Lone Star College-University Park Imploded - cool!

By Jennifer Bell

NORTHWEST HOUSTON - Smoke and dust filled the air as two buildings at Lone Star College-University Park were imploded Sunday morning, making way for the site to be used as green space.
The buildings pulsed a few times, implosive devices going off like shots inside of them, before falling to the ground.

The college purchased the buildings last year from Hewlett-Packard for $12.6 million, intending for them to be parking garages, LSC System Executive Communications Director Jed T. Young said. The current price to build a garage in today’s market is around $12 million, Young said, so instead of letting the buildings sit in a “mothball state” until it was more cost-effective to build a garage, the college decided on demolition.

“It just wasn’t something Lone Star College could use right now,” Young said. “We’d be paying $1.25 million just to keep it up every year.”

The parking garage and land purchased with it encompass 21 acres, Young said, and when the garage is built, there will be 1,200 parking spaces.
NCM Demolition & Remediation LP and Controlled Demolition Inc. worked together to implode the buildings, a decision that was based on the height of the buildings and their proximity to homes, contractors said.
“This building was just too tall and robust to take it apart piece by piece,” Bill Rose, NCM’s vice president of industrial services, said. “A crane and ball or explosive demolition would have been too noisy.”

Rose said that he and other contractors talked to nearby Lakewood Forest residents, some of which live 200 feet behind the building.
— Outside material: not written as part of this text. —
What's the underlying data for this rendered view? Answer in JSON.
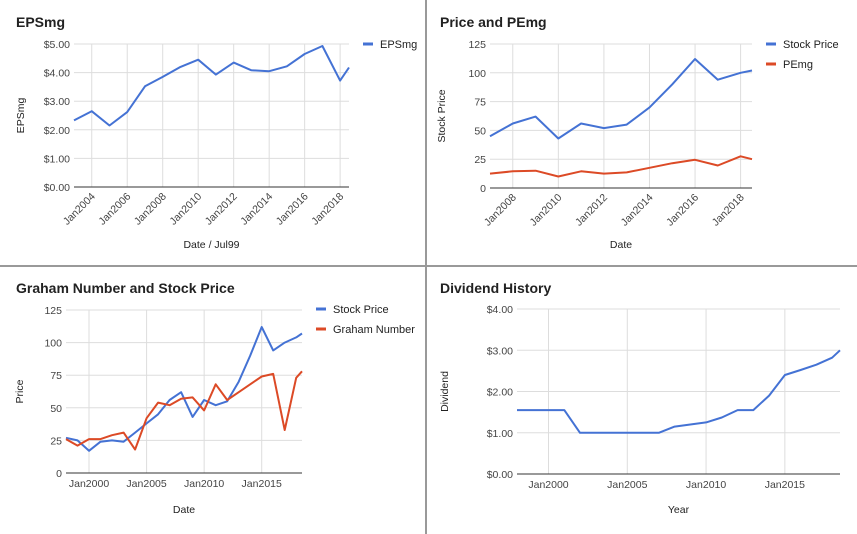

Imploding the building was a good choice, he said, to make sure residents weren’t exposed or harmed by the debris.

“This went exactly as we had planned, the building broke up very well,” Rose said.
In the fliers passed around to nearby homes, contractors stated that dust would linger in the area for about four to six minutes. For Young, minutes are nothing compared to the 15-20 weeks a wrecking ball takes to tear down a building.